Double sampling of a faecal immunochemical test is not superior to single sampling for detection of colorectal neoplasia: a colonoscopy controlled prospective cohort study
- Equal contributors
1 Gastroenterology and Hepatology, VU University Medical Centre, De Boelelaan 1118, Amsterdam, The Netherlands
2 Epidemiology and Biostatistics, VU University Medical Centre, De Boelelaan 1118, Amsterdam, The Netherlands
3 Gastroenterology and Hepatology, Kennemer Gasthuis, Boerhaavelaan 22, Haarlem, The Netherlands
4 Gastroenterology and Hepatology, Sint Lucas Andreas Hospital, Jan Tooropstraat 164, Amsterdam, The Netherlands
5 Clinical Chemistry, VU University Medical Centre, De Boelelaan 1118, Amsterdam, The Netherlands
6 Pathology, VU University Medical Centre, De Boelelaan 1118, Amsterdam, The Netherlands
BMC Cancer 2011, 11:434 doi:10.1186/1471-2407-11-434Published: 10 October 2011
A single sampled faecal immunochemical test (FIT) has moderate sensitivity for colorectal cancer and advanced adenomas. Repeated FIT sampling could improve test sensitivity. The aim of the present study is to determine whether any of three different strategies of double FIT sampling has a better combination of sensitivity and specificity than single FIT sampling.

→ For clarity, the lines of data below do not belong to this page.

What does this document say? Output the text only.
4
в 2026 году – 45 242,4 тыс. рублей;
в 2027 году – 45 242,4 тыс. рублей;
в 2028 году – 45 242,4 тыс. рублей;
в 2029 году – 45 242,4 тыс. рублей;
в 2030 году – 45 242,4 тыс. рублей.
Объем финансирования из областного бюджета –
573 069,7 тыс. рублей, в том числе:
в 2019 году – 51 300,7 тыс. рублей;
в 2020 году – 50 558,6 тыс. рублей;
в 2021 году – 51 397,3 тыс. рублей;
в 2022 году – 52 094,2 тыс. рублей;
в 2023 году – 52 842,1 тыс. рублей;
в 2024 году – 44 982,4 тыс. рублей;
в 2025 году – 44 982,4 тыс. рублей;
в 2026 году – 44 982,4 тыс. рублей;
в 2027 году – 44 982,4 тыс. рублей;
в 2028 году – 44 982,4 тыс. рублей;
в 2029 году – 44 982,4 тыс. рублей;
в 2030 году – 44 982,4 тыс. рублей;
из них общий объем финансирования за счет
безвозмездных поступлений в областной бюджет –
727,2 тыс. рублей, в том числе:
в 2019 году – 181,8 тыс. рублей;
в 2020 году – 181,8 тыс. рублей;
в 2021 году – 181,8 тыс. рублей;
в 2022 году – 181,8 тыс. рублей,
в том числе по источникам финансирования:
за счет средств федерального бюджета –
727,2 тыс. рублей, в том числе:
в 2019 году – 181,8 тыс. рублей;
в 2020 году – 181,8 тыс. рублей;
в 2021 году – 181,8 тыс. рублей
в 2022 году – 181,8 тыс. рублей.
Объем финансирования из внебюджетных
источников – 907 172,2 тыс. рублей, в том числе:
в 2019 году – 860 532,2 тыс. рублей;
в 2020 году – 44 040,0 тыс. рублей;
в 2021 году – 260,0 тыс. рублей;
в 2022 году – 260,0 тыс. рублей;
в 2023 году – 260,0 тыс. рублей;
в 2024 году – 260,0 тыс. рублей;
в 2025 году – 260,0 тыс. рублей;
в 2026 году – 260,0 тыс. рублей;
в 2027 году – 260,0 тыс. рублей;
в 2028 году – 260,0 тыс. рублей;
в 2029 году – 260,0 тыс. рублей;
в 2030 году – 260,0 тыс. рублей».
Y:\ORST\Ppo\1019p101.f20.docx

Test performance of single FIT sampling in subjects scheduled for colonoscopy was compared to double FIT sampling intra-individually. Test positivity of double FIT sampling was evaluated in three different ways: 1) "one of two FITs+" when at least one out of two measurements exceeded the cut-off value, 2) "two of two FITs+" when both measurements exceeded the cut-off value, 3) "mean of two FITs+" when the geometric mean of two FITs exceeded the cut-off value. Receiver operator curves were calculated and sensitivity of single and the three strategies of double FIT sampling were compared at a fixed level of specificity.
In 124 of 1096 subjects, screen relevant neoplasia (SRN) were found (i.e. early stage CRC or advanced adenomas). At any cut-off, "two of two FITs+" resulted in the lowest and "one of two FITs+" in the highest sensitivity for SRN (range 35-44% and 42%-54% respectively). ROC's of double FIT sampling were similar to single FIT sampling. At specificities of 85/90/95%, sensitivity of any double FIT sampling strategy did not differ significantly from single FIT (p-values 0.07-1).
At any cut off, "one of two FITs+" is the most sensitive double FIT sampling strategy. However, at a given specificity level, sensitivity of any double FIT sampling strategy for SRN is comparable to single FIT sampling at a different cut-off value. None of the double FIT strategies has a superior combination of sensitivity and specificity over single FIT.